Lucio Dalla vivrà in eterno,
le sue canzoni ci hanno accompagnato per tanti anni della nostra vita con il
loro stile inconfondibile, credo sia questo soprattutto a rendere immortale un
musicista: quando non lo si confonde con nessun altro. La sua prima canzone per
me è stata 4 marzo 1943, ero una bambina e lo ricordo a San Remo sul
palcoscenico dell'Ariston quando la televisione era ancora in bianco e nero.

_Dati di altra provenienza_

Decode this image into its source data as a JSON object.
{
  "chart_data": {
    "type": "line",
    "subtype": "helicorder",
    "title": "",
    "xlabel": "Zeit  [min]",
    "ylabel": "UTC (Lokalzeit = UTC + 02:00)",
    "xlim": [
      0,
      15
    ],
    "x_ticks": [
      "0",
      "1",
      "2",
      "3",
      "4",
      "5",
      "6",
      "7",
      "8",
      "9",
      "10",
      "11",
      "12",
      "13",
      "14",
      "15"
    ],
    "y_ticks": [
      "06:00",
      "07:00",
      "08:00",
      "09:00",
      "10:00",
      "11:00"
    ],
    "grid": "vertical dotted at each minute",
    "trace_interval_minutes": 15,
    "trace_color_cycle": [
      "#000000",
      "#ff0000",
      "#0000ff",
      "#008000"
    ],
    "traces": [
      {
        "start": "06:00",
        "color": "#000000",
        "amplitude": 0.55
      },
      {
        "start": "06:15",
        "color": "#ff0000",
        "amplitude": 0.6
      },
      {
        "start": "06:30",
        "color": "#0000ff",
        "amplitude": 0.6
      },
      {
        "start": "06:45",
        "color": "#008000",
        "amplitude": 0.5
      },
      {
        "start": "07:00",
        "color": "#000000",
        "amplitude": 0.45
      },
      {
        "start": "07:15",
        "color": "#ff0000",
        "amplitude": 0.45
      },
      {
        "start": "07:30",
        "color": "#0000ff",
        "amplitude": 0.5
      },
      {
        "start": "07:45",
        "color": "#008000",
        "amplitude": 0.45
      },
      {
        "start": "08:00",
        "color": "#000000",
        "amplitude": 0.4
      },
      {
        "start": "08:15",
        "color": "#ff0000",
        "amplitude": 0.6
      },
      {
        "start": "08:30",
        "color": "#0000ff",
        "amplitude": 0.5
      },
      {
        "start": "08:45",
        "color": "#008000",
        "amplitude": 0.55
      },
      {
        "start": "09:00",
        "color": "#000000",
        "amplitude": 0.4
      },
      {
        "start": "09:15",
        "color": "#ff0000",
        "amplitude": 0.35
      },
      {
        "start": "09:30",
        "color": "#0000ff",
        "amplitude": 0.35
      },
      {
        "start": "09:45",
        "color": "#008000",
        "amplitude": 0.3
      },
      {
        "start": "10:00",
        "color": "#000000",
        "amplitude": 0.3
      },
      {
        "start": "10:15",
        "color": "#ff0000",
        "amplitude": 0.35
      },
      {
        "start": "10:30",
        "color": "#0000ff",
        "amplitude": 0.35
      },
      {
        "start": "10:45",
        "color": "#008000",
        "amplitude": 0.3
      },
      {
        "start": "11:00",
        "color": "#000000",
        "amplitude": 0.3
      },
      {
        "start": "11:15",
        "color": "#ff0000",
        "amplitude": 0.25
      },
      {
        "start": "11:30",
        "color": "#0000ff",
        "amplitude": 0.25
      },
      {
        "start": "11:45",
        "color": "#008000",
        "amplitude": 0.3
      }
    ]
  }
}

Poi crescendo ho ascoltato tante altre creazioni da Piazza grande, L'anno
che verrà, a Futura, Anna e Marco fino a Balla balla
ballerino, Settima luna...e poi ancora quando adolescente non ero più. Non
le ricordo in ordine di tempo, queste sono le prime che la memoria ha
rievocato: a tutte queste canzoni è legato un ricordo della mia vita. Certi
personaggi non dovrebbero mai morire, per loro le leggi dell'universo
eccezionalmente dovrebbero essere sospese. Scomparendo portano con sé anche una
parte della nostra vita, ma non il ricordo perché Lucio Dalla è un grande
artista che ci ha aiutati a crescere, a sentirci meno soli, a vivere insieme.

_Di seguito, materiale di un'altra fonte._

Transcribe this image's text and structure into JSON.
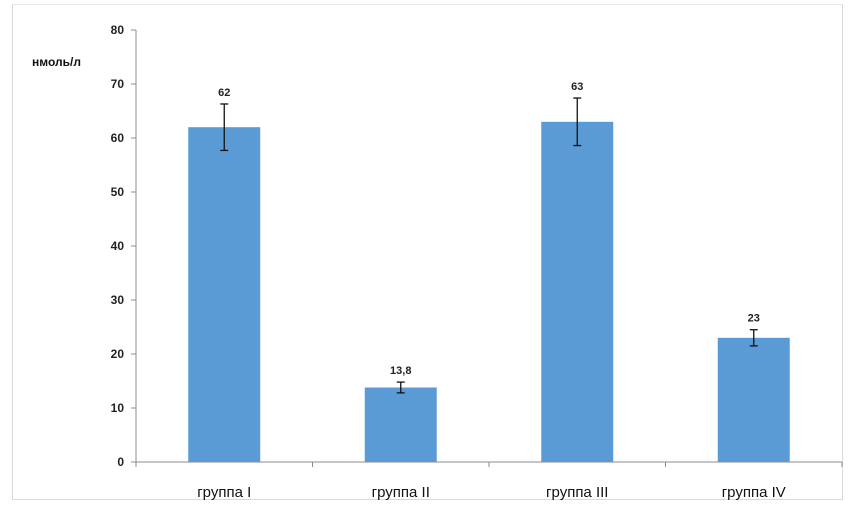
{
  "chart_data": {
    "type": "bar",
    "title": "",
    "xlabel": "",
    "ylabel": "нмоль/л",
    "ylim": [
      0,
      80
    ],
    "yticks": [
      0,
      10,
      20,
      30,
      40,
      50,
      60,
      70,
      80
    ],
    "grid": false,
    "legend": "none",
    "bar_color": "#5b9bd5",
    "categories": [
      "группа I",
      "группа II",
      "группа III",
      "группа IV"
    ],
    "values": [
      62,
      13.8,
      63,
      23
    ],
    "value_labels": [
      "62",
      "13,8",
      "63",
      "23"
    ],
    "error": [
      4.3,
      1.0,
      4.4,
      1.5
    ]
  }
}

Rammento un suo concerto in piazza Duomo del 1981, erano i tempi in cui
indossava il baschetto blu di maglia: pioveva, la piazza era strapiena, lui
impassibile con un impermeabile giallo si esibiva per tutti noi. Tanti anni
dopo nel 2004 ero a teatro per assistere alla sua opera Tosca, amore
disperato, ritornata a casa ho scritto queste righe che sento molto adatte alla
circostanza:
Tosca, la celebre opera di
Puccini reinterpretata da Lucio Dalla, trasmette qualcosa di insolito che va al
di là della semplice emozione che un amore tragico come quello dei due
protagonisti, Tosca Florio e Mario Cavaradossi, suscita. I rifacimenti sono spesso
molto discutibili e a volte nascondono l’incapacità di un artista di produrre
qualcosa di nuovo, ma in questo caso l’interpretazione di Dalla regala nuove
suggestioni. La trama dell’opera pucciniana è fedelmente riproposta, ma tutto
il resto è libera creatività. Le musiche, i costumi, le coreografie e il cast
coinvolgono lo spettatore in un susseguirsi di emozioni da montagne russe. La
musica, le voci e le immagini di scena sembrano preludere un uragano di
passione per poi riportare immediatamente in una condizione di malinconia, come
se qualcosa di bello stesse per accadere e poi non trovi realizzazione. Questa
situazione lascia col fiato sospeso e con un certo sconforto nel cuore, lo
spettatore com-patisce (nel senso di patire con) lo stato d’animo dei due
innamorati che si nutrono della loro passione, ma sentono la minaccia della
fine incombere sulla loro unione. Tosca e Mario, amandosi perdutamente e
disperatamente, diventano un simbolo dell’Amore che supera le rigide barriere
della convenzionalità per raggiungere l’Assoluto: chiunque ami è qui
rappresentato. Un altro aspetto particolare di quest’opera è la capacità di
portare, in alcuni momenti, ad un punto alto di commozione per poi introdurre
una parentesi quasi comica capace di interdire il pianto che stava per
sgorgare. Apparentemente può significare una volontà di sdrammatizzare, in
realtà credo sia il voler mettere in scena gli opposti: tragico e comico nella
vita spesso si incontrano cercando di contendersi il primato. La
rappresentazione, davvero originale nel mettere insieme generi musicali
differenti, si conclude con il messaggio che i grandi amori vivono oltre
la morte e, certamente, oltre ogni tentativo di inficiarli. Mi ha colpita
Iskra Menarini che nel ruolo di Sidonia, personaggio creato da Dalla, è la
splendida interprete di “Amore disperato”, il leit motiv dell’intera
rappresentazione. Lucio Dalla tiene d’occhio costantemente la sua
creatura aggirandosi in sala, ma appena ti accorgi della sua presenza si
dilegua con l’agilità di un gatto e scompare come una visione.